Bu politikalar aynı zamanda fiziksel izolasyonun genel bir uygulama yerine lokasyon, yaş, sağlık durumu gibi koşullara göre uyarlandığı, gerçek zamanlı verilere göre değişen, canlı bir yapıya kavuşmasını da sağlayabilir. Modern teknolojiler ve veri analitiği kullanılarak şekillendirilecek fiziksel izolasyon, belirli lokasyonlarda ve nüfusun belirli bölümlerinde sosyal ve ekonomik hareketliliği sağlayabilir. Örneğin; Hong Kong hükümeti, ülkeye yeni giriş yapan ve semptom göstermeyen vatandaşlarına evlerinde karantinaya alınmalarını zorunlu kılıyor ve bu grubun hareketliliğini dijital bir kol bandı ile takip ediyor. Kişisel korunma ekipmanları ve testlerin yaygınlaştırılması ile birlikte bir yandan salgının kontrol altına alınması bir yandan da insanların belirli bir düzeyde hareketlilik kazanması mümkün oluyor.
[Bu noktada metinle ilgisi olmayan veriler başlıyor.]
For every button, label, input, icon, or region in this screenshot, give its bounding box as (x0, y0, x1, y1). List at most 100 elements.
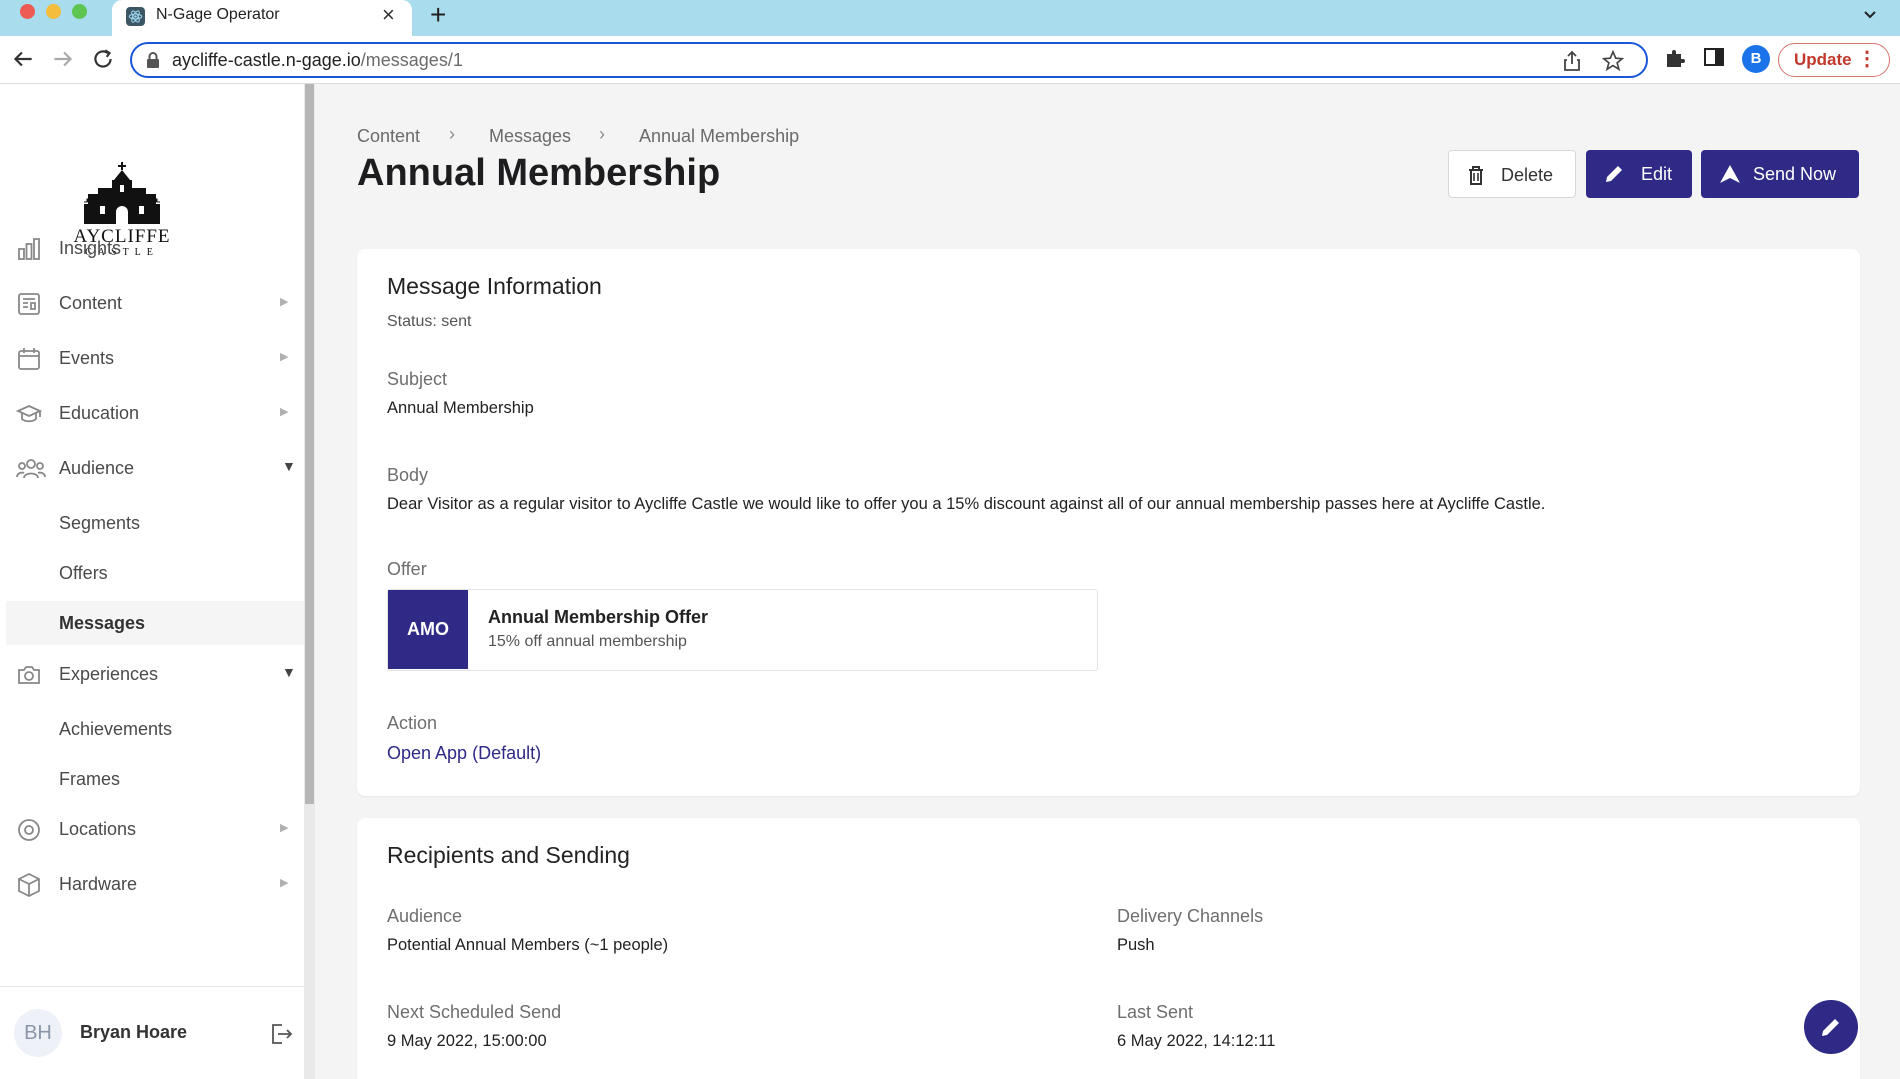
users-icon (16, 456, 46, 487)
update-button[interactable]: Update ⋮ (1778, 43, 1890, 77)
card-title: Message Information (387, 273, 602, 299)
message-information-card: Message Information Status: sent Subject… (357, 249, 1860, 796)
sidebar-subitem-achievements[interactable]: Achievements (0, 707, 304, 751)
address-bar[interactable]: aycliffe-castle.n-gage.io/messages/1 (130, 42, 1648, 78)
offer-description: 15% off annual membership (488, 633, 687, 650)
body-value: Dear Visitor as a regular visitor to Ayc… (387, 495, 1546, 513)
sidebar-item-experiences[interactable]: Experiences ▼ (0, 652, 304, 698)
sidebar-subitem-label: Segments (59, 513, 141, 533)
edit-label: Edit (1641, 164, 1673, 184)
edit-button[interactable]: Edit (1586, 150, 1692, 198)
breadcrumb-separator: › (449, 124, 455, 144)
bar-chart-icon (16, 236, 42, 267)
sidebar-item-label: Experiences (59, 664, 159, 684)
chevron-down-icon: ▼ (282, 664, 296, 680)
graduation-cap-icon (15, 401, 43, 432)
action-label: Action (387, 713, 438, 733)
browser-tab[interactable]: N-Gage Operator × (112, 0, 412, 36)
extensions-puzzle-icon[interactable] (1663, 46, 1687, 75)
offer-label: Offer (387, 559, 427, 579)
next-send-value: 9 May 2022, 15:00:00 (387, 1032, 547, 1050)
sidebar-item-locations[interactable]: Locations ▶ (0, 807, 304, 853)
offer-badge: AMO (388, 590, 468, 669)
send-now-label: Send Now (1753, 164, 1837, 184)
sidebar-subitem-label: Offers (59, 563, 108, 583)
minimize-window-button[interactable] (46, 4, 61, 19)
sidebar-subitem-segments[interactable]: Segments (0, 501, 304, 545)
avatar[interactable]: BH (14, 1009, 62, 1057)
sidebar-subitem-label: Messages (59, 613, 146, 633)
reload-icon[interactable] (90, 46, 116, 72)
subject-label: Subject (387, 369, 448, 389)
side-panel-icon[interactable] (1703, 46, 1725, 73)
sidebar-subitem-messages[interactable]: Messages (6, 601, 304, 645)
back-arrow-icon[interactable] (10, 46, 36, 72)
map-pin-icon (16, 817, 42, 848)
delete-button[interactable]: Delete (1448, 150, 1576, 198)
delivery-channels-label: Delivery Channels (1117, 906, 1264, 926)
tab-close-icon[interactable]: × (382, 3, 395, 27)
breadcrumb-current: Annual Membership (639, 126, 800, 146)
sidebar-subitem-label: Frames (59, 769, 121, 789)
sidebar-subitem-frames[interactable]: Frames (0, 757, 304, 801)
sidebar-item-label: Insights (59, 238, 122, 258)
bookmark-star-icon[interactable] (1601, 49, 1625, 77)
page-title: Annual Membership (357, 152, 721, 194)
sidebar: AYCLIFFE CASTLE Insights Content ▶ Event… (0, 84, 314, 1079)
send-now-button[interactable]: Send Now (1701, 150, 1859, 198)
sidebar-subitem-label: Achievements (59, 719, 173, 739)
chevron-right-icon: ▶ (280, 351, 289, 363)
sidebar-scrollbar-thumb[interactable] (305, 84, 314, 804)
sidebar-item-insights[interactable]: Insights (0, 226, 304, 272)
sidebar-item-hardware[interactable]: Hardware ▶ (0, 862, 304, 908)
chevron-right-icon: ▶ (280, 406, 289, 418)
profile-avatar[interactable]: B (1742, 45, 1770, 73)
react-favicon-icon (126, 7, 145, 26)
sidebar-item-label: Content (59, 293, 123, 313)
breadcrumb-messages[interactable]: Messages (489, 126, 571, 147)
chevron-down-icon: ▼ (282, 458, 296, 474)
update-label: Update (1794, 50, 1852, 69)
more-vert-icon[interactable]: ⋮ (1857, 44, 1877, 75)
delete-label: Delete (1501, 165, 1554, 185)
pencil-icon (1822, 1019, 1839, 1036)
box-icon (16, 872, 42, 903)
forward-arrow-icon[interactable] (50, 46, 76, 72)
sidebar-item-events[interactable]: Events ▶ (0, 336, 304, 382)
calendar-icon (16, 346, 42, 377)
new-tab-button[interactable]: + (430, 0, 446, 30)
offer-card[interactable]: AMO Annual Membership Offer 15% off annu… (387, 589, 1098, 671)
action-link[interactable]: Open App (Default) (387, 743, 541, 764)
browser-tabstrip: N-Gage Operator × + (0, 0, 1900, 36)
logout-icon[interactable] (268, 1021, 294, 1052)
breadcrumb-separator: › (599, 124, 605, 144)
sidebar-item-audience[interactable]: Audience ▼ (0, 446, 304, 492)
main-content: Content › Messages › Annual Membership A… (315, 84, 1900, 1079)
sidebar-item-label: Education (59, 403, 140, 423)
sidebar-item-education[interactable]: Education ▶ (0, 391, 304, 437)
offer-title: Annual Membership Offer (488, 607, 709, 627)
floating-edit-button[interactable] (1804, 1000, 1858, 1054)
recipients-card: Recipients and Sending Audience Potentia… (357, 818, 1860, 1079)
sidebar-item-content[interactable]: Content ▶ (0, 281, 304, 327)
card-title: Recipients and Sending (387, 842, 630, 868)
lock-icon[interactable] (146, 52, 160, 73)
maximize-window-button[interactable] (72, 4, 87, 19)
sidebar-item-label: Locations (59, 819, 137, 839)
send-arrow-icon (1719, 164, 1741, 189)
sidebar-subitem-offers[interactable]: Offers (0, 551, 304, 595)
subject-value: Annual Membership (387, 399, 534, 417)
body-label: Body (387, 465, 429, 485)
next-send-label: Next Scheduled Send (387, 1002, 562, 1022)
newspaper-icon (16, 291, 42, 322)
url-text: aycliffe-castle.n-gage.io/messages/1 (172, 50, 463, 70)
close-window-button[interactable] (20, 4, 35, 19)
chevron-right-icon: ▶ (280, 877, 289, 889)
browser-toolbar: aycliffe-castle.n-gage.io/messages/1 B U… (0, 36, 1900, 84)
breadcrumb-content[interactable]: Content (357, 126, 420, 147)
share-icon[interactable] (1562, 50, 1582, 77)
tab-search-chevron-icon[interactable] (1862, 6, 1878, 27)
chevron-right-icon: ▶ (280, 822, 289, 834)
trash-icon (1467, 165, 1485, 190)
camera-icon (16, 662, 42, 693)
Ancak bu politikalar, toplumun tüm kesimleri tarafından sıkı bir şekilde uygulanmasıyla yarar sağlayabilir. Bu da nüfusun bir kısmının toplumun sağlığı ve refahı için kişisel özgürlüklerini kısıtlamaya gönüllü olmaları anlamını taşıyor. Bu noktada McKinsey uzmanları, her bir ülkenin toplum tarafından kabul görecek kuralları tasarlaması gerektiğini belirtiyor. Bu kurallar ise herkesin aynı anda ve aynı şekilde fiziksel izolasyon uygulamasının getirdiği toplumsal ve ekonomik yük göz önüne alınarak, daha etkin bir izolasyonun nasıl yapılabileceği sorusu çerçevesinde geliştirilmeli. Aynı zamanda modern teknolojilerin gücünden yararlanılmalı ve bu kuralların hayati öneminin bilincinde olunarak sıkı bir şekilde uygulanmalı.